Sin embargo, los comercios que no cuenten con una conexión, podrán utilizar aplicaciones autorizadas por el SII, algunas gratuitas, que les permitirán ingresar la operación, y una vez que cuenten con conectividad, enviarlas.
Para las personas, el riesgo concreto es que los comercios interpreten que ellos tienen derecho a usar la información que entregan como cliente. Es importante que sepan que los campos obligatorios que deben llevar las boletas no incluyen datos de la persona que está comprando.

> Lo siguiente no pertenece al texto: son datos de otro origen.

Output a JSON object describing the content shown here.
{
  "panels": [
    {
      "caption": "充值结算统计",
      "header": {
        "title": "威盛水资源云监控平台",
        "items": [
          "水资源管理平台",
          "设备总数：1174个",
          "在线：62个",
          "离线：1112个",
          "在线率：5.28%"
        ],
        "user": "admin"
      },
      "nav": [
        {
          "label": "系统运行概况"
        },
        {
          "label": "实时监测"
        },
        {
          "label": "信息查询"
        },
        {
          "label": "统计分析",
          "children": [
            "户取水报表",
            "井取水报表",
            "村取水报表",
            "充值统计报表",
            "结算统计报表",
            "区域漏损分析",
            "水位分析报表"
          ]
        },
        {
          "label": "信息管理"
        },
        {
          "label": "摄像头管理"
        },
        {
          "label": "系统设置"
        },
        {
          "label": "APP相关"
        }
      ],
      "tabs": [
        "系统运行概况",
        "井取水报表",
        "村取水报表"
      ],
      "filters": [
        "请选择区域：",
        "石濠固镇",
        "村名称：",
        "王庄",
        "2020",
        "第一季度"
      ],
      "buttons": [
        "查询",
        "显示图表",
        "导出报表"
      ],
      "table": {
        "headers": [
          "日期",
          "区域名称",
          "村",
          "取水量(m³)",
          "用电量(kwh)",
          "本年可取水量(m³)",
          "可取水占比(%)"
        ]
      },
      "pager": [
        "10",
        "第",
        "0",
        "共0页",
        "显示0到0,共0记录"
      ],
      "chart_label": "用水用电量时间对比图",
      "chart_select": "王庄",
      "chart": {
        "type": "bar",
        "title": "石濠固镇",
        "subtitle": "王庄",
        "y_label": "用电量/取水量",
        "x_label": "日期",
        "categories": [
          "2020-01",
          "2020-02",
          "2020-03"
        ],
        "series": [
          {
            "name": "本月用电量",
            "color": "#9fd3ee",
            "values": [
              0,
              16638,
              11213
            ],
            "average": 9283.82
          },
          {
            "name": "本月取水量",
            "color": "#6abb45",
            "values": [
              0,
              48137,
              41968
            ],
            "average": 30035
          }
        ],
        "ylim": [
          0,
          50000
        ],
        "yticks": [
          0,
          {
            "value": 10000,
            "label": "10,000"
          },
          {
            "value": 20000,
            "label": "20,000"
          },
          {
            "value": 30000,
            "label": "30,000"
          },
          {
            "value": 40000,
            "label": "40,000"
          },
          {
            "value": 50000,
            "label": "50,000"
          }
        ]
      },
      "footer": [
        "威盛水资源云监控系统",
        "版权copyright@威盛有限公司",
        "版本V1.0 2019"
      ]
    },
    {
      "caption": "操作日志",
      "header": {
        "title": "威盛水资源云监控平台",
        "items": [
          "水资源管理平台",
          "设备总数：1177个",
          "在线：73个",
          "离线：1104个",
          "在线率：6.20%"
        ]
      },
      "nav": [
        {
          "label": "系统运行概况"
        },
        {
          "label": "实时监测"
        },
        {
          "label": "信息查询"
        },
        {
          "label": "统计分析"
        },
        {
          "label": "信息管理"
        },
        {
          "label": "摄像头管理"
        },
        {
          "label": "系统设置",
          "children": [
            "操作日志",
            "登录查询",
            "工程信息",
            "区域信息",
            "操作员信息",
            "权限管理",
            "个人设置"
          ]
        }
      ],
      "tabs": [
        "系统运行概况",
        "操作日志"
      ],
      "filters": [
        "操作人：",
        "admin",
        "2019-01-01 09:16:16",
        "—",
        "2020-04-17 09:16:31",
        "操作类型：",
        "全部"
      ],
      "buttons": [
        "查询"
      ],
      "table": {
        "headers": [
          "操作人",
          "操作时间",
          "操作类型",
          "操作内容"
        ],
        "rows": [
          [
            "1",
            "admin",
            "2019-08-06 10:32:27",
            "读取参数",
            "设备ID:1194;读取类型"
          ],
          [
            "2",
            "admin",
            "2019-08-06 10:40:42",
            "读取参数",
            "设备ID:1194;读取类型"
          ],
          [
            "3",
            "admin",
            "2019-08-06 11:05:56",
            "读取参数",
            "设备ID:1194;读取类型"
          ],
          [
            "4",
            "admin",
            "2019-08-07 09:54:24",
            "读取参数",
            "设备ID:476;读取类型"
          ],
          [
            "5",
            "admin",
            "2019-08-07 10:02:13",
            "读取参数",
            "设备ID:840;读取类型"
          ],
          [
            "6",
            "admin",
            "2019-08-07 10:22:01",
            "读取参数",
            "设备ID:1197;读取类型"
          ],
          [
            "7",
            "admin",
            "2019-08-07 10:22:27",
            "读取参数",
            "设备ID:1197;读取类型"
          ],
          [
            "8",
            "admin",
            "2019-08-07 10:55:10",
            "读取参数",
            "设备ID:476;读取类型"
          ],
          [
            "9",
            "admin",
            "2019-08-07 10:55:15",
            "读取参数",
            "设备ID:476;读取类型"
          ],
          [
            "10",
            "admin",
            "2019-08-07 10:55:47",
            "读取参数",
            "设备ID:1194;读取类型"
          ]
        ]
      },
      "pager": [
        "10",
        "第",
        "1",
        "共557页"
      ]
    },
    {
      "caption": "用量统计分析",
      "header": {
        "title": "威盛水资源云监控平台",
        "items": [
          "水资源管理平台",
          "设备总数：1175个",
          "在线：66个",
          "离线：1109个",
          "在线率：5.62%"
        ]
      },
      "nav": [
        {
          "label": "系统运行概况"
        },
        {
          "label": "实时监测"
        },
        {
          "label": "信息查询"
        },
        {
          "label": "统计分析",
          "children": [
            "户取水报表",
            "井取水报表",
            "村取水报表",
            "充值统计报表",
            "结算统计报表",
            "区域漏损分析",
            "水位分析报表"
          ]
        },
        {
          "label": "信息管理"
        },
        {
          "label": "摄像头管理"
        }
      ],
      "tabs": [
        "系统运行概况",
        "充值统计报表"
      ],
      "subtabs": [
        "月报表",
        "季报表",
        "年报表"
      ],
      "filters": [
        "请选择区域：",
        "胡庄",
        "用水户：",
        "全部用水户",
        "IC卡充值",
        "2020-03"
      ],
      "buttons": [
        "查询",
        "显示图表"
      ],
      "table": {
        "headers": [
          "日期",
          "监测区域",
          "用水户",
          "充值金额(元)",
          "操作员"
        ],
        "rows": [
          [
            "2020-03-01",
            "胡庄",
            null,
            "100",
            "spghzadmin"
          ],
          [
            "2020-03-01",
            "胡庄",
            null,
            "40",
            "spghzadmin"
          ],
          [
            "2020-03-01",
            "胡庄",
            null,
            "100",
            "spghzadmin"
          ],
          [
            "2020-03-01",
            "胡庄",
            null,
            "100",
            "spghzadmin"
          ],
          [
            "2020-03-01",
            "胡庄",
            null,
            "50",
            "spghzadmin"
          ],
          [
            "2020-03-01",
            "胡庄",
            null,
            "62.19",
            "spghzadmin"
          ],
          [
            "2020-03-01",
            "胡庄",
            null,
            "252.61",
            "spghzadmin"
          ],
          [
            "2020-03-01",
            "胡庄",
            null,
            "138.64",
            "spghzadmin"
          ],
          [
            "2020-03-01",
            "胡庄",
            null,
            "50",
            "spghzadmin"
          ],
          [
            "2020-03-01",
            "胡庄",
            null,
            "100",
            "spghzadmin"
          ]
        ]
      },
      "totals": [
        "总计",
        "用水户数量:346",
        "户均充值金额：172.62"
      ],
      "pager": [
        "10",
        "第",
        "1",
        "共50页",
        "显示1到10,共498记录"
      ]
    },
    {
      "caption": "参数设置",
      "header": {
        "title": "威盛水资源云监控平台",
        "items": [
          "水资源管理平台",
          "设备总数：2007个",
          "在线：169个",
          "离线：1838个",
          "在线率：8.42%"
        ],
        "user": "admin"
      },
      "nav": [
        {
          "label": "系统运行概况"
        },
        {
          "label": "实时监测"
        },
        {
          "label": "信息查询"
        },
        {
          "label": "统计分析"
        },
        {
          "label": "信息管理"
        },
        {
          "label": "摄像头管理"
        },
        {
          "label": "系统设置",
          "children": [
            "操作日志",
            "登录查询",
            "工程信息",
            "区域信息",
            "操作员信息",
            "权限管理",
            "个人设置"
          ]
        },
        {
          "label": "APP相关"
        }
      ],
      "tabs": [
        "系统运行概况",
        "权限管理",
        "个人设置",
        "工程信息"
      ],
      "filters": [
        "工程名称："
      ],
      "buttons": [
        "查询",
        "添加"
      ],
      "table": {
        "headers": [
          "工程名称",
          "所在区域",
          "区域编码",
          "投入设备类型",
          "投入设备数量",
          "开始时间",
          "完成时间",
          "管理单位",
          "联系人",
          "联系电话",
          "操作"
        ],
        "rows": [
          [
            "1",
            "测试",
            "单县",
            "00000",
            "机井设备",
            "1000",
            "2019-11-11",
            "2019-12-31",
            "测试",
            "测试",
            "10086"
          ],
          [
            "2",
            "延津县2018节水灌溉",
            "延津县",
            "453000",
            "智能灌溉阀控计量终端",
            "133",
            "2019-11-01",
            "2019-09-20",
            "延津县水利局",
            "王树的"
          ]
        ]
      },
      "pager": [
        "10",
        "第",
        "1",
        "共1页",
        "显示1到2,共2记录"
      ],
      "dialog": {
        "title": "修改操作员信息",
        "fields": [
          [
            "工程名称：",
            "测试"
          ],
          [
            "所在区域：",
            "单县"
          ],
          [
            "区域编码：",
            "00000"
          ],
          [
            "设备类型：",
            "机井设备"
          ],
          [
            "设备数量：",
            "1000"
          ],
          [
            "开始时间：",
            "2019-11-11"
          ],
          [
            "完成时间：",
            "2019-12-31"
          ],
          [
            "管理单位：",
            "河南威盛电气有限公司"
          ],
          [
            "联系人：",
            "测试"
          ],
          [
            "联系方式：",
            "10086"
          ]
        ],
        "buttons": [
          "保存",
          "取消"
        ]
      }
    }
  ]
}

La entrega de esta información, ya sea dirección de correo electrónico o número de teléfono, es absolutamente voluntaria, por lo que no se puede utilizar con fines no aceptados, o al menos, conocidos por el cliente.
Probablemente los pidan para entregar un respaldo de la operación, pero lo cierto es que cualquier comprobante de la transacción que exija el comprador también se puede dar impreso, aunque la tendencia indica que esto va a pasar al olvido. Lo esperable es que tanto los comercios como las aplicaciones que entrega el servicio de emisión de boletas electrónicas, respeten el derecho a la privacidad y no utilicen esa información para su beneficio; y, por otro lado, que los mismos clientes se informen de manera adecuada para que exijan que así sea.